July 21st, 2021 at 6:06 PM ^

Agree. I said above that it shouldn't be that difficult of a math problem to determine the price to maximize both profit and butts in seats. It just seems teams really don't care and know what price to set for max profit and don't give a shit if people are there or not. MLB obviously gives no shits whatsoever about people at stadium.

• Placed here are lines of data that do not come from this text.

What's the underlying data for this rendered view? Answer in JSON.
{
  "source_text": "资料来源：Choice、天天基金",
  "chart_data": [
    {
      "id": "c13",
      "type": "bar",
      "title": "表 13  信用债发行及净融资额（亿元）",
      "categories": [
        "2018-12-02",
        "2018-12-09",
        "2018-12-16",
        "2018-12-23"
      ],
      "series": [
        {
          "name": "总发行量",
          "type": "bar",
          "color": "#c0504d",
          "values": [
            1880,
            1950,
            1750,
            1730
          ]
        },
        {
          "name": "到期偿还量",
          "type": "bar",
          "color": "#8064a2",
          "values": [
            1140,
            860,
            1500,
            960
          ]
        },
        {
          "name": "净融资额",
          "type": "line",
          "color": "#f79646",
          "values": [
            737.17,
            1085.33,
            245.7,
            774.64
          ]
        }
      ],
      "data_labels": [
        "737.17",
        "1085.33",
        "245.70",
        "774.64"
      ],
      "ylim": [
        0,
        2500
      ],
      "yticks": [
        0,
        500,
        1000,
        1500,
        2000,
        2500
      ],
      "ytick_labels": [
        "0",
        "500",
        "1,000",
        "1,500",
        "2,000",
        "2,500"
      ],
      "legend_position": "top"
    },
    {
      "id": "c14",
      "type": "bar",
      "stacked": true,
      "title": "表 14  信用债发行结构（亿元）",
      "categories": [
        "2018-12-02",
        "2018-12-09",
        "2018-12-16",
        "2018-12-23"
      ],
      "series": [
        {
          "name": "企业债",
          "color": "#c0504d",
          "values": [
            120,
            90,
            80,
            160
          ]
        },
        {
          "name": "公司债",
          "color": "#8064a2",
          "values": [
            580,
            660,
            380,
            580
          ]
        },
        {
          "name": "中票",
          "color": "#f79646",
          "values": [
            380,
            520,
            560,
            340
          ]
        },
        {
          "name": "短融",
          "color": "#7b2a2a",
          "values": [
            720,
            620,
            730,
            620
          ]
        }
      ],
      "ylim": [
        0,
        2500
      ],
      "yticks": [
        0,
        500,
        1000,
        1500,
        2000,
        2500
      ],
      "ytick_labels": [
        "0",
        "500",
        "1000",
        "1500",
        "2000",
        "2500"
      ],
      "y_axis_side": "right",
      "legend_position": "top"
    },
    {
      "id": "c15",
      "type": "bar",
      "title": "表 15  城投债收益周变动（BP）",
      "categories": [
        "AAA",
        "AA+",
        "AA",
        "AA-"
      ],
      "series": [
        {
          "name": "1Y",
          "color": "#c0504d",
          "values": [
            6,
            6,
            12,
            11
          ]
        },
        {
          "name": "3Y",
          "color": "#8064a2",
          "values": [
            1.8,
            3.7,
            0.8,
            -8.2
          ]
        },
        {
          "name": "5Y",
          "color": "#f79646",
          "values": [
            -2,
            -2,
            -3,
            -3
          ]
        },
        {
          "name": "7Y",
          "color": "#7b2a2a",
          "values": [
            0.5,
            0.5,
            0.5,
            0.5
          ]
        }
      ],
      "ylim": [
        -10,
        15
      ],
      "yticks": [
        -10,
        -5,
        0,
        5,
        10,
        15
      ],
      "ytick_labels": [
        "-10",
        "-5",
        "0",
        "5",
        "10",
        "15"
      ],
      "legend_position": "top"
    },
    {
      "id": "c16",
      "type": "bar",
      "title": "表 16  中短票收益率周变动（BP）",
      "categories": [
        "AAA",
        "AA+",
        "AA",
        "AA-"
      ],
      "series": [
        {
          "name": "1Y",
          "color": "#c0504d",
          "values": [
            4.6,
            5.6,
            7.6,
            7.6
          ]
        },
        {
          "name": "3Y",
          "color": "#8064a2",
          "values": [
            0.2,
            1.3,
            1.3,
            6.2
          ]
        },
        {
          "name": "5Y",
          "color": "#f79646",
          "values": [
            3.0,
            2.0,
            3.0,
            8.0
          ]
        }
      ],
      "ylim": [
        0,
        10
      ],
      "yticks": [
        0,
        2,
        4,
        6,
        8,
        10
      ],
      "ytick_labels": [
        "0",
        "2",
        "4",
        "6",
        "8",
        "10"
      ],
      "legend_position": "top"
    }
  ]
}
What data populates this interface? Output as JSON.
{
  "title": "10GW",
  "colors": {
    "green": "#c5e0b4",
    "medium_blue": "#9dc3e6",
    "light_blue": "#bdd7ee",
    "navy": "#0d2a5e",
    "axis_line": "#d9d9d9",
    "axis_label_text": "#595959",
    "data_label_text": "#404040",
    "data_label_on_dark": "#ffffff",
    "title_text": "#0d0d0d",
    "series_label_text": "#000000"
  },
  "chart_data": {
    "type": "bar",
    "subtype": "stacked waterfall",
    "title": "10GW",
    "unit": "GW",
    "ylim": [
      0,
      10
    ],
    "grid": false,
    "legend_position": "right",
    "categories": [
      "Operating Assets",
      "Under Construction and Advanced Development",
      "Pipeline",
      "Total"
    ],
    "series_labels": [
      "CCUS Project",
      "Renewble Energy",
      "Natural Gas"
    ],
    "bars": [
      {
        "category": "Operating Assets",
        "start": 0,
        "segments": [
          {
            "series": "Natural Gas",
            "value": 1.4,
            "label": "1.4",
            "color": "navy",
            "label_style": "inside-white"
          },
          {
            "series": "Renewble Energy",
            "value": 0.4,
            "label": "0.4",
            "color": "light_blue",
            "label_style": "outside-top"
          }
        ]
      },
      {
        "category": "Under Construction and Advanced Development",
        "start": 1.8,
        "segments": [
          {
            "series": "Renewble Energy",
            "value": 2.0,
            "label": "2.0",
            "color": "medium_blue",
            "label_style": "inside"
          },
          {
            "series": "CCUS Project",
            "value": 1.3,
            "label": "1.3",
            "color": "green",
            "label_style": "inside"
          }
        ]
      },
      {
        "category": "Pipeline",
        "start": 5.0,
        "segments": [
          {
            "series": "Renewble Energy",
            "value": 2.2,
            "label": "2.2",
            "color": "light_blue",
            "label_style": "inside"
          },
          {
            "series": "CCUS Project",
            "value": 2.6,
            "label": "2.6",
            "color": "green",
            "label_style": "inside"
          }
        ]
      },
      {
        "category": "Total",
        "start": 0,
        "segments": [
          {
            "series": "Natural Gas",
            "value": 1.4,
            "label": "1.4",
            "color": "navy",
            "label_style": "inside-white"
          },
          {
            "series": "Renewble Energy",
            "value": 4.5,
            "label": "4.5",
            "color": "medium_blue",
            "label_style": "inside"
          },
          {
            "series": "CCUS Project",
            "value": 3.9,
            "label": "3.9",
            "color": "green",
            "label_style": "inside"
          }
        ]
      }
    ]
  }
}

Hell, with the blackouts, i'm not sure they even care if people watch. 

Ed Shuttlesworth

July 21st, 2021 at 6:14 PM ^

The operators of this blog and a big chunk of the commentators are all smart and observant and perceptive enough to understand that what made heyday Michigan football so cool is that we had a nice quasi-ironic detachment from the idea of its success, while still reveling in its success and being able to revel in its success.  Ohio and Alabama and Sparty were always so open and red-faced and creepy and gross about how much they cared and we could always say, "Look how much you care about the success of your football team, and how into it you are, and how ridiculous you look in your caring, and we're still better than you at it."  While all the while running a world-class academic institution.  

The idea of Michigan football was never to excel at it by outwardly and overtly caring about it more than the other schools and fanbases, and that's why the "money cannon" thing was always so surpassingly misguided.  There was never, ever going to be a Michigan football program that beat the cheaters by steering more money to its players once the cheating was legalized.  That was never, ever going to happen and honestly, a lot of people and factions don't have any interest in even participating in that.  Winning because we were Michigan was awesome; winning because we somehow finagle a couple stores in Briarwood and on State Street to funnel money to players is ... less awesome.  It's still puzzling that this awesome blog spent the last ten-odd years getting all wrapped up in that idea.

UMxWolverines

July 21st, 2021 at 6:48 PM ^

I dont understand this mentality that Michigan somehow "doesnt care as much" as other football programs.

A. I'm not sure MSU has ever cared as much as Michigan, MSU has always seemed to gravitate to basketball and treated football gamedays as more of a party, even their fans will tell you that 

B. How does a program that shares a state with another large school get 100,000 every week by "not caring"?